Delta Lloyd heeft Van Lanschot weer in de schijnwerpers gezet. Naast een claimemissie kondigde de verzekeraar maandag aan dat het 30,5 procent-belang in de private bank wordt heroverwogen. Oftewel: Delta Lloyd wil de positie in Van Lanschot afbouwen. De vraag is of het realistisch is om een dergelijke verkoop op korte termijn voor elkaar te krijgen.
Delta Lloyd zal zelf op zoek moeten gaan naar kopers, omdat de omzetten op de beurs minimaal zijn. Gemiddeld gaan er de laatste tijd zo’n 13.000 stuks per dag om. Dat komt omdat er naast Delta Lloyd nog een aantal partijen groot in Van Lanschot zit.
Rabobank heeft zo’n 12 procent van de stukken in handen, pensioenfonds ABP ook, vermogensbeheerder Wellington heeft net iets minder dan 10 procent, net als de familie Van Lanschot via hun LDDM Holding.
Delta Lloyd resten vier opties. De eerste mogelijkheid is de positie in één keer over te doen aan een koper. Dat zal niet eenvoudig gaan, ook omdat de overnemende partij dan verplicht kan worden om een bod te doen op de overige uitstaande certificaten van Van Lanschot. De grens daarvoor ligt op 30 procent.
Delta Lloyd zou er ook voor kunnen kiezen net onder de grens van 30 procent te gaan zitten. Maar hoe moeilijk het is om zo’n positie te slijten, blijkt wel uit de ervaringen van FB Oranjewoud.
Dat deed er drie jaar over om een belang van 23 procent — een erfenis uit de tijd dat Friesland Bank grootaandeelhouder was in Van Lanschot — af te bouwen naar bijna niets. Geleidelijke afbouw ligt dus meer voor de hand. Een paar maanden geleden wist SNS Reaal op deze manier een belang van 5 procent in Van Lanschot te plaatsen bij de grote Amerikaanse vermogensbeheerder Invesco.
Mini-beursgang
Behalve een gedeeltelijke onderhandse verkoop aan een geïnteresseerde partij kan Delta Lloyd ook overwegen het belang op een andere manier naar de markt te brengen, oppert analist Albert Ploegh, die Van Lanschot volgt voor ING. Dat zou dan een soort ‘mini-beursgang’ zijn, waarbij geïnteresseerde institutionele beleggers bij een begeleidende zakenbank kunnen aangeven hoeveel aandelen tegen welke prijs ze willen hebben.
En dan is er nog een ander — wat vergezocht — scenario waar zakenbankiers van zullen smullen. Er zijn namelijk drie Nederlandse banken die te klein zijn voor het tafellaken, maar te groot voor het servet. Zou het niet mooi zijn om SNS Bank, Van Lanschot en NIBC Bank tot één geheel te smeden?
Daar zal wel nog wat masseerwerk aan te pas moeten komen, aangezien SNS Bank nu nog in de handen van de Staat is, en bovendien de droom koestert een nutsbank te worden. Ook zullen de huidige aandeelhouders van NIBC Bank, onder leiding van private-equitybedrijf J.C. Flowers & Co, moeten accepteren dat hun aandelen nu minder zullen opbrengen dan ze er vóór de kredietcrisis voor hebben betaald.
Focus
Van Lanschot presenteerde eind augustus iets beter dan verwachte halfjaarcijfers.

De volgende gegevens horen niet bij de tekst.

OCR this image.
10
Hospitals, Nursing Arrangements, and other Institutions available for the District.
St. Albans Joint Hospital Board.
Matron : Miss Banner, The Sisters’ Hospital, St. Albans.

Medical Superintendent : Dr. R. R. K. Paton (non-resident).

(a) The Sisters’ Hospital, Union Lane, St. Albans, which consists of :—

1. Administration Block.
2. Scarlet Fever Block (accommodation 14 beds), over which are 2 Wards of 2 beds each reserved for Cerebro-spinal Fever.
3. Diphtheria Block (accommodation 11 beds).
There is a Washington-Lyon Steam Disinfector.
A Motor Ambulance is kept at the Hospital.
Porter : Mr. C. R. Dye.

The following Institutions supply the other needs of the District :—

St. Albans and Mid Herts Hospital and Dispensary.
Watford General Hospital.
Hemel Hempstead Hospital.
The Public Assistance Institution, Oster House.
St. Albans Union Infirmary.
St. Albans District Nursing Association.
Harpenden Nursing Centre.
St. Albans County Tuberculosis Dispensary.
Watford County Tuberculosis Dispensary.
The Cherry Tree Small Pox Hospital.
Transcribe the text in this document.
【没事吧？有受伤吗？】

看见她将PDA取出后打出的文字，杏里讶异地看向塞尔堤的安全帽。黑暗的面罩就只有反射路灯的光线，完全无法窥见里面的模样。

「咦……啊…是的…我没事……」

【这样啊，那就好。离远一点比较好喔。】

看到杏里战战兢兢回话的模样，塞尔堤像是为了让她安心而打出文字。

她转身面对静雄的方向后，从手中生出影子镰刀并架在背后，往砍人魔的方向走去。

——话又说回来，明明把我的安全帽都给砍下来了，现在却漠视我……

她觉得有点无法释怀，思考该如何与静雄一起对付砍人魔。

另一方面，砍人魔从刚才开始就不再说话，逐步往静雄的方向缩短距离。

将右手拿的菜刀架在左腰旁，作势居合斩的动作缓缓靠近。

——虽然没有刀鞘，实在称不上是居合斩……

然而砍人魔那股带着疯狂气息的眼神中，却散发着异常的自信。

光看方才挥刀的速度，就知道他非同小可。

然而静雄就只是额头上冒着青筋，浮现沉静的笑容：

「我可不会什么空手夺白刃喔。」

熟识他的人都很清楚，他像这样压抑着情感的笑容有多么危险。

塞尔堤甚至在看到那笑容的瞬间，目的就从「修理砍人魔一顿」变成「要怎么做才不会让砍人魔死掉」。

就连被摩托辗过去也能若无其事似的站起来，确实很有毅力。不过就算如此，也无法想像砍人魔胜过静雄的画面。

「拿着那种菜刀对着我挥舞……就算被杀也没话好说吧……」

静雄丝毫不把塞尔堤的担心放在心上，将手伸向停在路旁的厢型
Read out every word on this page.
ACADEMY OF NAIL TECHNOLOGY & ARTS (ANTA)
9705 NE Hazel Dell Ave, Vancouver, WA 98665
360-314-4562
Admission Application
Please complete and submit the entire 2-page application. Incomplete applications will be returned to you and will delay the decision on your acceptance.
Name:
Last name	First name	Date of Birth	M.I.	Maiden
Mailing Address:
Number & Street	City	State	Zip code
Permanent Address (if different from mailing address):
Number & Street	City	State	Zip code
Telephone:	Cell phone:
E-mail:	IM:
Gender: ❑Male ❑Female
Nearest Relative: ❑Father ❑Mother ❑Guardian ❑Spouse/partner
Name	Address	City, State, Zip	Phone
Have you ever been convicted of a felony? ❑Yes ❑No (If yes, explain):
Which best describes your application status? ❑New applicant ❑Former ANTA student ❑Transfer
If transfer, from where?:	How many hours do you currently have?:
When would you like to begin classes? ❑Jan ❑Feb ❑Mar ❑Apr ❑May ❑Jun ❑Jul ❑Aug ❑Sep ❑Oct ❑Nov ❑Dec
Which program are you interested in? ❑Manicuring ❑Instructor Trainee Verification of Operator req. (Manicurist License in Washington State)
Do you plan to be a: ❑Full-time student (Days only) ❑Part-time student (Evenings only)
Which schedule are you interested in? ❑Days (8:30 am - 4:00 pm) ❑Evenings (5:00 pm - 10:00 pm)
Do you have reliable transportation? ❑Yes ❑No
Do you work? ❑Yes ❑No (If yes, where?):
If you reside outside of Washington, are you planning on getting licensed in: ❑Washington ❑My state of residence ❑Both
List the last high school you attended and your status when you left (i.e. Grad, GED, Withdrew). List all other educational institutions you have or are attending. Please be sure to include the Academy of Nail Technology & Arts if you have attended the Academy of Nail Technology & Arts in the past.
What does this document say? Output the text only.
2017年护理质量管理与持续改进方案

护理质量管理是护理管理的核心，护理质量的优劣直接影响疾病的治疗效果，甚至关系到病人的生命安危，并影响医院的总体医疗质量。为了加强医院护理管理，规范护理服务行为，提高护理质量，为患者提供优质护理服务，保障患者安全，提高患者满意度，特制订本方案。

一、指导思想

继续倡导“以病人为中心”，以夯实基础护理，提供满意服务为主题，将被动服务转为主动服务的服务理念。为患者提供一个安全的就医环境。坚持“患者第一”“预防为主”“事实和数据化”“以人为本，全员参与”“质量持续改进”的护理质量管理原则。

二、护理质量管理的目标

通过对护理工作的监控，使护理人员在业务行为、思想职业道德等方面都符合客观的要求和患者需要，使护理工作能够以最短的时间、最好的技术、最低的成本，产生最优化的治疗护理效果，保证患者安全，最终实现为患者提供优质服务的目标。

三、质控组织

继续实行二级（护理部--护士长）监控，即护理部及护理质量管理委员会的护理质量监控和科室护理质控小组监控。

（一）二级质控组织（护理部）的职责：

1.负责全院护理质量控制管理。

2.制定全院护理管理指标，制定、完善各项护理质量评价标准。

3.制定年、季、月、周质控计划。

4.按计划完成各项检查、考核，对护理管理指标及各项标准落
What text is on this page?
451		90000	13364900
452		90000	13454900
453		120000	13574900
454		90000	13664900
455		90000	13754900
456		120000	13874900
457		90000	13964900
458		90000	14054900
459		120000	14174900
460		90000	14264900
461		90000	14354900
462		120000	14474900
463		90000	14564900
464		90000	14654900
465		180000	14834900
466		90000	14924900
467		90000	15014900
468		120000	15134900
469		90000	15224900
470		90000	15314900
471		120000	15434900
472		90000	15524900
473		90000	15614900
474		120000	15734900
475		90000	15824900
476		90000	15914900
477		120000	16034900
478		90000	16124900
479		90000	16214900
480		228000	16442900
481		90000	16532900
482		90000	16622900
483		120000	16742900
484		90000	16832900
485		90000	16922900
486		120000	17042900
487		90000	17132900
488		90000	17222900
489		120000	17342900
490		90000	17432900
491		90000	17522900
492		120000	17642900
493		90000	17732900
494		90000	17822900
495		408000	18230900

Onder topman Carl Guha focust de bank zich op drie activiteiten. Onder het label Van Lanschot worden aan rijke particuliere klanten private banking-diensten geleverd. Daarnaast is er dochter Kempen & Co, dat zich presenteert als puur lokale zakenbank en vermogensbeheerder.
En dan is er nog de laagdrempelige onlinedochter Evi van Lanschot. Daar kunnen particulieren al vanaf 10.000 euro beleggingsadvies krijgen of hun vermogen laten beheren. Van de vier analisten die de bank intensief volgen, geven er drie een koopadvies. Alleen Cor Kluis, analist bij mede-grootaandeelhouder Rabobank, is terughoudender en geeft het advies het aandeel te houden.
Beleggers waren nauwelijks onder de indruk van de voorgenomen verkoop. Op een iets lagere beurs, bij lage volumes, sloot het aandeel 0,3 procent hoger op 21,75 euro.